Capital Account Liberalization in China: A Cautionary Tale
A GEGI Policy Brief
By Kevin P. Gallagher, José Antonio Ocampo, Ming Zhang, Yu Yongding
Download here: Capital Account Liberalization in China: A Cautionary Tale
Task Force Report: Capital Account Liberalization in China: The Need for a Balanced Approach
Leaders from the United States and China are meeting in mid July for another round of the Strategic and Economic Dialogue (SED) between the two countries. High on the agenda will be the health of each country’s economy and the fragility of the global financial system. In this policy brief, “Capital Account Liberalization in China: A Cautionary Tale,” the authors argue that the leaders of the two countries should put great care into the sequencing of reform in each country. Based on the economic evidence and the numerous countries that became plagued after prematurely opening their capital accounts, the authors stress that China should prioritize other financial reforms before opening its economy to the whims of global finance.
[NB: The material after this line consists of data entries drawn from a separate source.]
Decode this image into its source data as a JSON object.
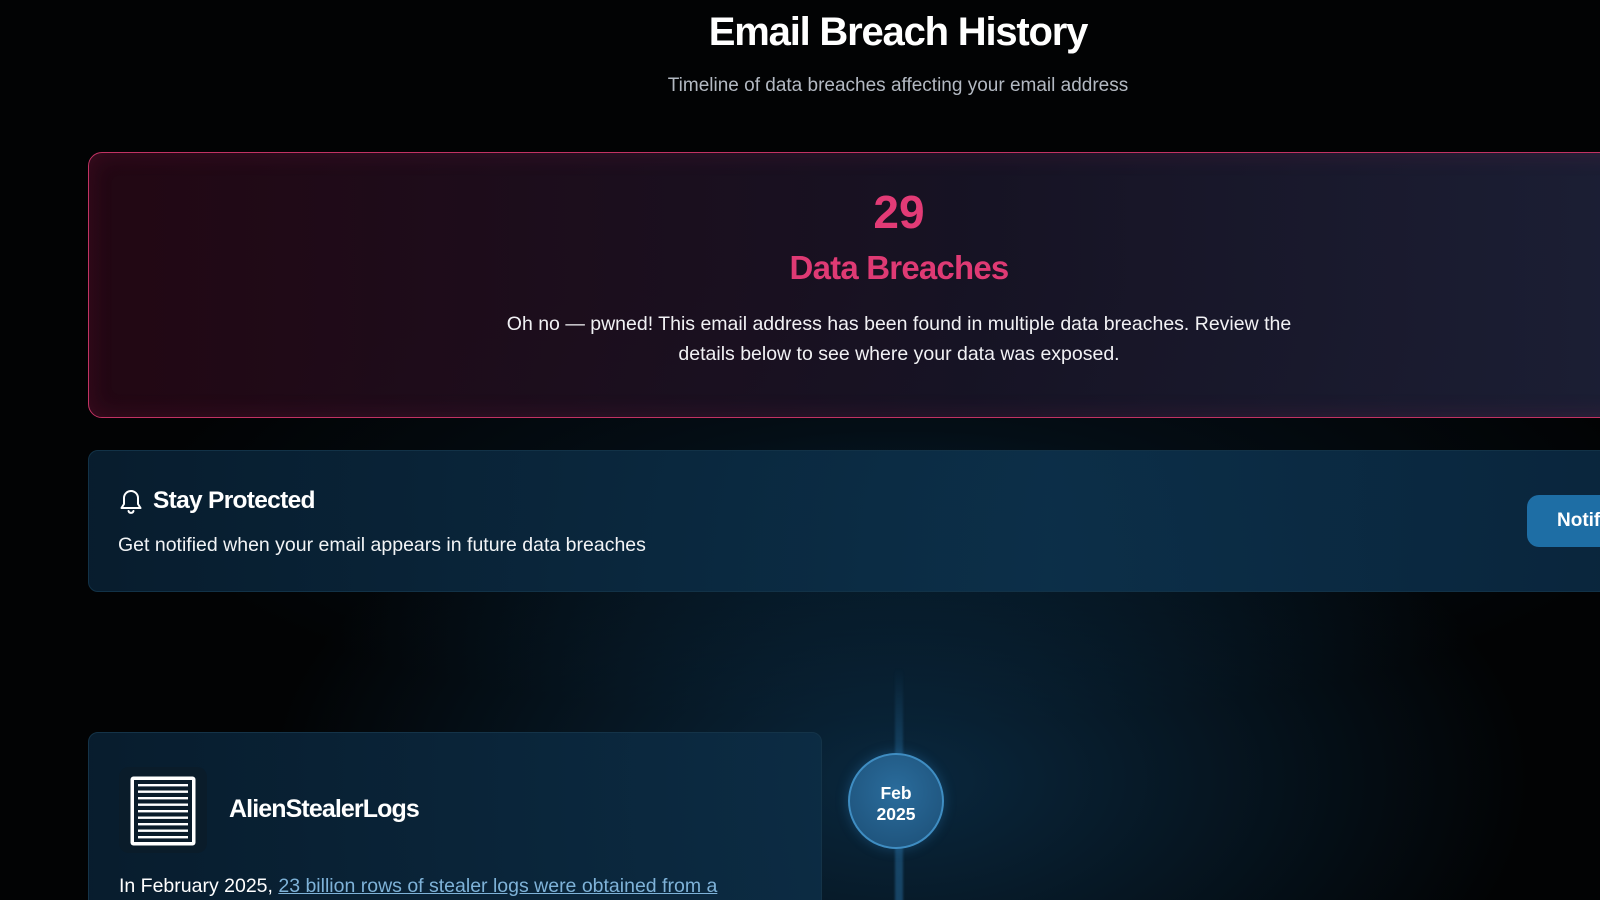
{
  "header": {
    "title": "Email Breach History",
    "subtitle": "Timeline of data breaches affecting your email address"
  },
  "summary": {
    "count": "29",
    "label": "Data Breaches",
    "text": "Oh no — pwned! This email address has been found in multiple data breaches. Review the details below to see where your data was exposed.",
    "accent_color": "#e23b76"
  },
  "protect": {
    "icon": "bell-icon",
    "title": "Stay Protected",
    "text": "Get notified when your email appears in future data breaches",
    "button_label": "Notif"
  },
  "timeline": {
    "items": [
      {
        "name": "AlienStealerLogs",
        "logo_icon": "document-lines-icon",
        "date_month": "Feb",
        "date_year": "2025",
        "desc_prefix": "In February 2025, ",
        "desc_link": "23 billion rows of stealer logs were obtained from a"
      }
    ]
  }
}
The authors also urge the participants of the SED that are negotiating a bi-lateral investment treaty between the two nations to be cautious as well. While China has been prudent to ensure that its trade and investment treaties leave flexibility for China to maintain its regulation of cross-border financial flows, US treaties commonly require the deregulation of such flows. The two nations should put stability and productive growth ahead of the short term benefits of select interest groups.
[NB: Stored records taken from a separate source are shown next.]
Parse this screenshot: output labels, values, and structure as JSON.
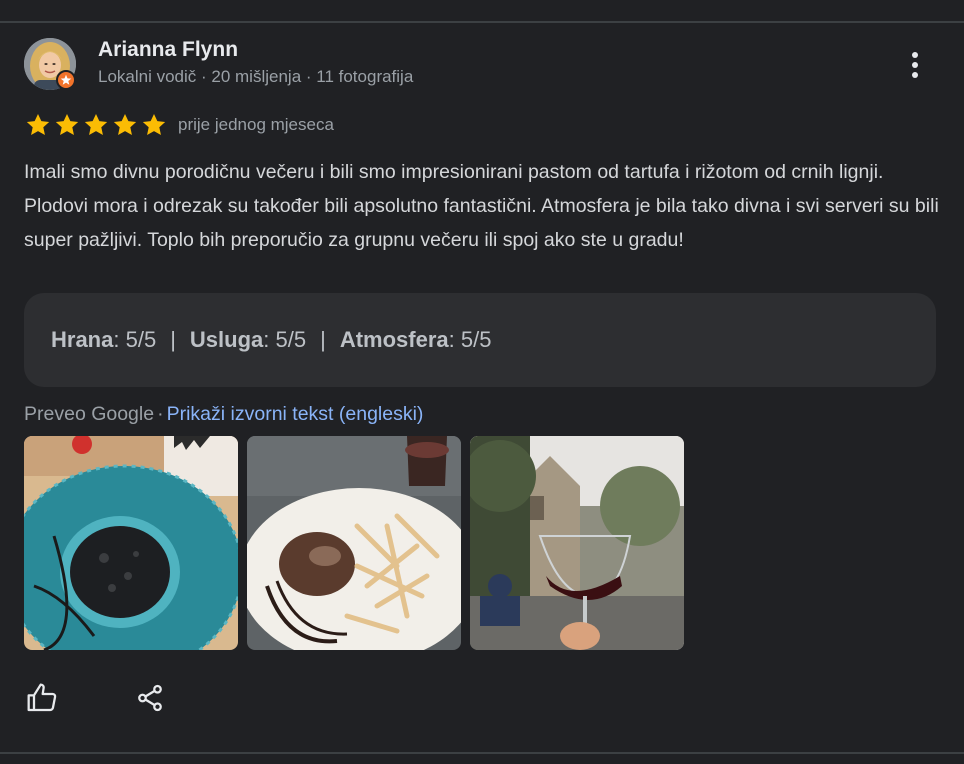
{
  "reviewer": {
    "name": "Arianna Flynn",
    "meta": "Lokalni vodič · 20 mišljenja · 11 fotografija",
    "badge_color": "#f2732a"
  },
  "rating": {
    "stars": 5,
    "max_stars": 5,
    "star_color": "#fbbc04",
    "date": "prije jednog mjeseca"
  },
  "review_text": "Imali smo divnu porodičnu večeru i bili smo impresionirani pastom od tartufa i rižotom od crnih lignji. Plodovi mora i odrezak su također bili apsolutno fantastični. Atmosfera je bila tako divna i svi serveri su bili super pažljivi. Toplo bih preporučio za grupnu večeru ili spoj ako ste u gradu!",
  "aspect_ratings": [
    {
      "name": "Hrana",
      "value": "5/5"
    },
    {
      "name": "Usluga",
      "value": "5/5"
    },
    {
      "name": "Atmosfera",
      "value": "5/5"
    }
  ],
  "separator": "|",
  "translation": {
    "translated_by": "Preveo Google",
    "dot": "·",
    "show_original": "Prikaži izvorni tekst (engleski)",
    "link_color": "#8ab4f8"
  },
  "photos": [
    {
      "subject": "black squid ink risotto on teal plate"
    },
    {
      "subject": "steak with truffle pasta on white plate"
    },
    {
      "subject": "glass of red wine on terrace with stone church"
    }
  ],
  "actions": {
    "like_icon": "thumb-up-icon",
    "share_icon": "share-icon"
  },
  "colors": {
    "background": "#202124",
    "panel": "#2d2e31",
    "text_primary": "#e8eaed",
    "text_secondary": "#9aa0a6"
  }
}
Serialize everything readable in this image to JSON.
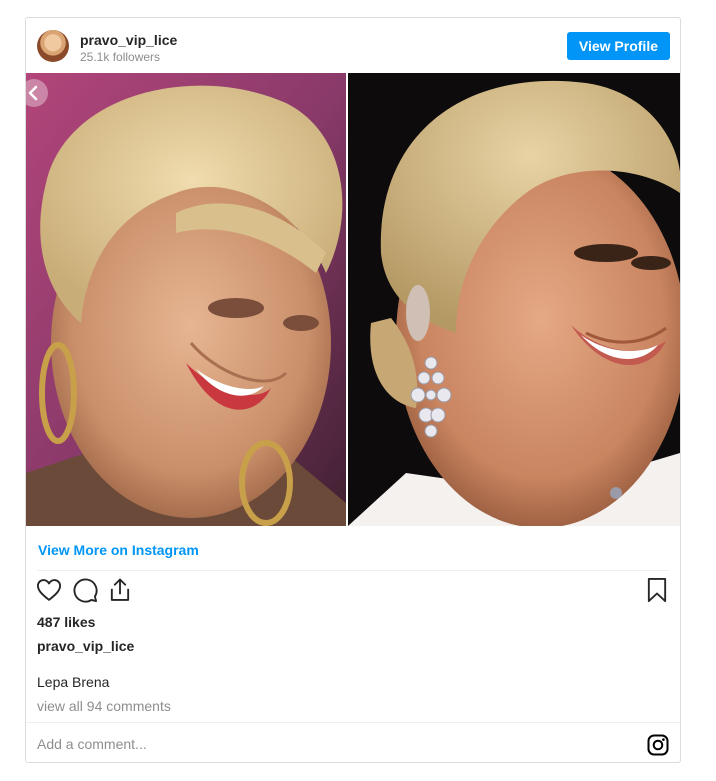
{
  "post": {
    "username": "pravo_vip_lice",
    "followers": "25.1k followers",
    "view_profile_label": "View Profile",
    "view_more_label": "View More on Instagram",
    "likes": "487 likes",
    "caption_username": "pravo_vip_lice",
    "caption_text": "Lepa Brena",
    "comments_link": "view all 94 comments",
    "comment_placeholder": "Add a comment..."
  },
  "colors": {
    "accent": "#0095f6",
    "muted": "#8e8e8e",
    "text": "#262626",
    "border": "#dbdbdb"
  },
  "icons": [
    "chevron-left-icon",
    "heart-icon",
    "comment-icon",
    "share-icon",
    "bookmark-icon",
    "instagram-icon"
  ]
}
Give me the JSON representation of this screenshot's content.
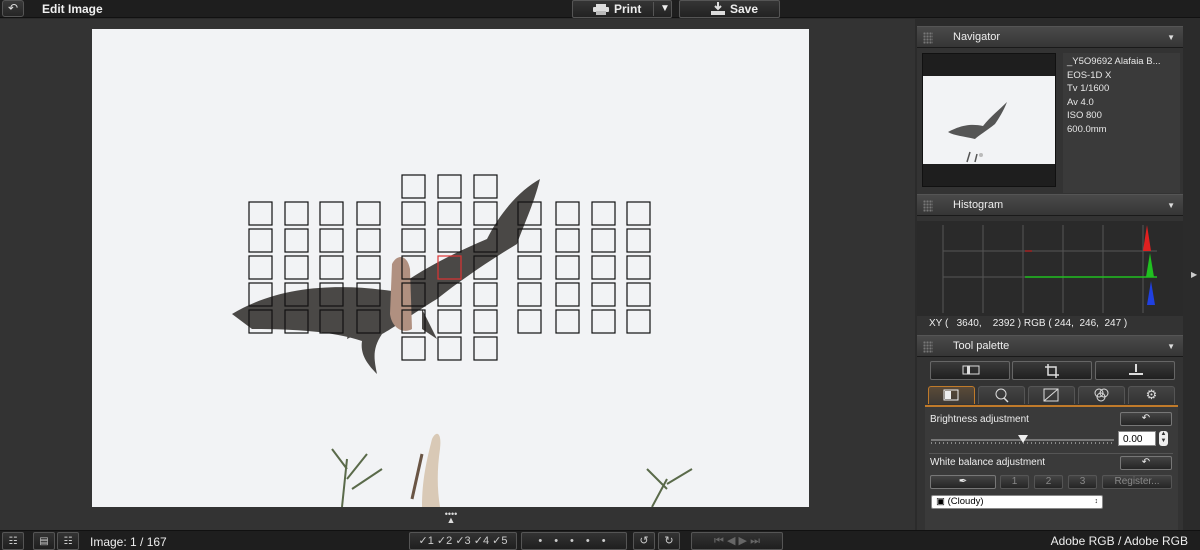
{
  "header": {
    "title": "Edit Image",
    "print_label": "Print",
    "save_label": "Save"
  },
  "navigator": {
    "title": "Navigator",
    "info": [
      "_Y5O9692 Alafaia B...",
      "EOS-1D X",
      "Tv 1/1600",
      "Av 4.0",
      "ISO 800",
      "600.0mm"
    ]
  },
  "histogram": {
    "title": "Histogram",
    "xy_readout": "XY (   3640,    2392 ) RGB ( 244,  246,  247 )",
    "colors": {
      "red": "#e02020",
      "green": "#20c020",
      "blue": "#2040e0"
    }
  },
  "tool_palette": {
    "title": "Tool palette",
    "brightness_label": "Brightness adjustment",
    "brightness_value": "0.00",
    "wb_label": "White balance adjustment",
    "wb_presets": [
      "1",
      "2",
      "3"
    ],
    "register_label": "Register...",
    "wb_selected": "(Cloudy)"
  },
  "footer": {
    "image_count": "Image: 1 / 167",
    "rating_labels": [
      "1",
      "2",
      "3",
      "4",
      "5"
    ],
    "color_space": "Adobe RGB / Adobe RGB"
  },
  "icons": {
    "back": "undo-arrow-icon",
    "print": "printer-icon",
    "save": "save-tray-icon"
  },
  "accent_color": "#c07a2a"
}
The brief is authored by GEGI’s Kevin Gallagher, along with Jose Antonio Ocampo from Initiative for Policy Dialogue at Columbia University and Ming Zhang and Yu Yongding from the Institute for World Economics and Politics at the Chinese Academy of Social Sciences. The brief will serve as an introduction to a larger report of the Task Force on Regulating Capital Flows for Long-Run Development to be released in the fall that includes contributions from scholars and policy makers across the world.